Well here they are.  Demanding attention, having waited their turn.  But I don’t want to pay them any attention.  I don’t want to sort through sadness and anxiety.  I want happiness and celebration.  I want to feel good and light. 

But there is no denying that there is a feeling of heaviness lingering around me.  The feeling that you just went through something big and you need to look it in the eye and give it its due respect. 

The bell has sounded and the hard part is over.  It’s only right that I turn around and take one last look at my defeated opponent, to put my hand on his shoulder and say,

“You fought well, but I fought better.”  And “You’re strong, but not as strong as I am.”  And, “You were tough opponent, but just not as tough as I am.”

But I don’t want to turn around and look back.  What if he has one more hit in him, one that I can’t block?  I want to keep walking running away and never look back.  I used up all my bravery to get this far.  I’m all tapped out.  (Can't someone else do it for me?)

It’s like at the end of a scary movie, after the bad guy is assumed dead, but he always has one last scare in him.  Even if he’s lying on the floor bleeding like mad, you’re still nervous because he’s in your sight and history has proven that the bad guy always has one last murder attempt in him.  So you have to yell at the main character, “Don’t you put that gun down, girl! You know he isn’t dead!”

Aplastic anemia is still too close for comfort and I don’t know if I can put the gun down, as much as I want to move on.

It’s like if you’ve been in a car accident or close call, you know that you don’t relax immediately after you’re out of danger.  Just because the impact is over and you’ve pulled your car over to the side of the road, doesn’t mean you are calmly waiting for medical attention.  The adrenaline will run through your body and you’ll be shaking for a while.  And the next time you get into a car or drive past that intersection where you got hit, that feeling will return, and you’ll remember how scared you were.

That’s where I am right now.  I’m here and I survived.  And I intellectually believe the worst is over.  But I’m still reeling from the impact of the crash.  My hands are shaking, my legs feel weak, and my mind is still spinning with the possibility of a very different ending to this story.  Part of me is not fully convinced that it’s okay to put the gun down, take the boxing gloves off, and walk away from the crash (I’m apparently loving the analogies this morning).  Part of me doesn’t believe that life will leave me alone now because I’ve proven I’m not to be messed with.  I can still feel this disease hanging over my shoulder, holding me back.

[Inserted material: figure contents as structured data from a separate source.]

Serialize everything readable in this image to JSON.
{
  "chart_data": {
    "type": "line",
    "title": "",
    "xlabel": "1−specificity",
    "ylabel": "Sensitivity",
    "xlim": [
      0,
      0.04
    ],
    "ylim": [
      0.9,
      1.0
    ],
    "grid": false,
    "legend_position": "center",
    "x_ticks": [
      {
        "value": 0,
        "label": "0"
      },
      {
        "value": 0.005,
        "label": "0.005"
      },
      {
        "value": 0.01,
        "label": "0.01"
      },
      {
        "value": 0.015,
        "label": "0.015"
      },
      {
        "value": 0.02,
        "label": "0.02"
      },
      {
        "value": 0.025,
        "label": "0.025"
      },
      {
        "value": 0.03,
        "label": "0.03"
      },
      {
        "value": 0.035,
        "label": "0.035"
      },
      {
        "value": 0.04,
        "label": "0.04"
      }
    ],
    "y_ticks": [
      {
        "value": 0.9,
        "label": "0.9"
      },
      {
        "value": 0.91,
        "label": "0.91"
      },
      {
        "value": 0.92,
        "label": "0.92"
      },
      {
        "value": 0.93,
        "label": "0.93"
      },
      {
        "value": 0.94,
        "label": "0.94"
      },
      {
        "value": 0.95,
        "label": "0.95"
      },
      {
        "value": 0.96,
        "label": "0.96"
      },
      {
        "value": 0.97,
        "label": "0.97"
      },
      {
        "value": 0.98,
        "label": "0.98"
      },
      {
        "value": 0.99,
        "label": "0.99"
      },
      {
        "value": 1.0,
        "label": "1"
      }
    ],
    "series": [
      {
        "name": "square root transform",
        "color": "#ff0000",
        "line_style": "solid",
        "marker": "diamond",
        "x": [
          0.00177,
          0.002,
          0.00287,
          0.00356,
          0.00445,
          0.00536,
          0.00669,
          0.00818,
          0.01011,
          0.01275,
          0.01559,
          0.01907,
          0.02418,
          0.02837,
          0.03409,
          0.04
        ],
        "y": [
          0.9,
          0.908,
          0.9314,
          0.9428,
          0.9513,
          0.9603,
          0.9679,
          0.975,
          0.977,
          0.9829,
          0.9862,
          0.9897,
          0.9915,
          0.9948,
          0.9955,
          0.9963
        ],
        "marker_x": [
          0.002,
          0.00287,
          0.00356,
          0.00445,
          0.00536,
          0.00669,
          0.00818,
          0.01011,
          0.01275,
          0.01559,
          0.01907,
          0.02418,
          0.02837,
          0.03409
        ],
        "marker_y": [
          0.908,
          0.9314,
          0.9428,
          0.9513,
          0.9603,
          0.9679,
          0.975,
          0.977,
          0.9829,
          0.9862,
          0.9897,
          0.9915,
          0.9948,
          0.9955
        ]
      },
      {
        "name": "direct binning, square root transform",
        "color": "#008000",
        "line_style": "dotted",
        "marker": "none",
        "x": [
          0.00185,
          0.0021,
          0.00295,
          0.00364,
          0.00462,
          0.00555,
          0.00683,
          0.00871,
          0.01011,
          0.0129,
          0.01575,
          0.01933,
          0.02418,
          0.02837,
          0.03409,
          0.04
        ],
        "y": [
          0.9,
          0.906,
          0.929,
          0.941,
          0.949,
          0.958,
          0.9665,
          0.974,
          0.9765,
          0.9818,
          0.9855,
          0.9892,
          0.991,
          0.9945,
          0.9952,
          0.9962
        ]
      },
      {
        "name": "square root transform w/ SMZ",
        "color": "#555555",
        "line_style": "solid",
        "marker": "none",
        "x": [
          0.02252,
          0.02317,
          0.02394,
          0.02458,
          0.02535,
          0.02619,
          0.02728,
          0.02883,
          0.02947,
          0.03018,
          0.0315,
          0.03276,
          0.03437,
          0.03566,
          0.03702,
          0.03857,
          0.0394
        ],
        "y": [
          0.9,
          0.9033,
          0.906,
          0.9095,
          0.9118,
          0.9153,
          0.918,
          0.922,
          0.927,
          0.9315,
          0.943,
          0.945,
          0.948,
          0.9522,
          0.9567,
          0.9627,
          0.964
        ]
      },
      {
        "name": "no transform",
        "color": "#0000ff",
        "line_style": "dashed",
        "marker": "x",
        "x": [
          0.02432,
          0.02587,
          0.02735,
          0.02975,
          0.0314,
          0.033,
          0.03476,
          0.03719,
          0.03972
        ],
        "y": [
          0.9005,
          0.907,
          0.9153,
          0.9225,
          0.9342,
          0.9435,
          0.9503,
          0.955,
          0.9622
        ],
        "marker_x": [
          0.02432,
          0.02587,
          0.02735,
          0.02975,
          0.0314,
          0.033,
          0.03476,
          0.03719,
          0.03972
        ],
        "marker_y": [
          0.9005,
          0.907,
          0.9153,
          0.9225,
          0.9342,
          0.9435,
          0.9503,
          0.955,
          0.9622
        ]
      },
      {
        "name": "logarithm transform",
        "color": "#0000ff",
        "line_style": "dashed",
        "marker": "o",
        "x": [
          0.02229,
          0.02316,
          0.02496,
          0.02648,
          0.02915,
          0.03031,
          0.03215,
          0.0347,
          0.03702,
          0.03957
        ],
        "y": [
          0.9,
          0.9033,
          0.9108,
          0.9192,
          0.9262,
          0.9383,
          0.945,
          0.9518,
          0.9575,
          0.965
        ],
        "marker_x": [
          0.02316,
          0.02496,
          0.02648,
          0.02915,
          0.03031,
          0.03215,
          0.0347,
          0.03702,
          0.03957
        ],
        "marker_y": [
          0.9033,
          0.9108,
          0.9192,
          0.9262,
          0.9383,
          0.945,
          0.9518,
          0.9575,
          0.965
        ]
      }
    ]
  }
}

Baby steps.  I think that’s key.  I’m not going to be the same person I was when I left, the moment I move back to Pittsburgh.  I think expecting myself to be will only make me depressed.  And unfortunately, as much as I want to bury these feelings, I think I have to let myself feel the weight of what just happened.  I have to let myself be sad, because I am a little.  I have to let myself be disappointed with life, because I am a little.  And I have to let myself believe that I am strong enough to feel those things without becoming them.  Happiness feels lighter when it’s not a mask covering up sadness.  And I want the lightness that I know is to come.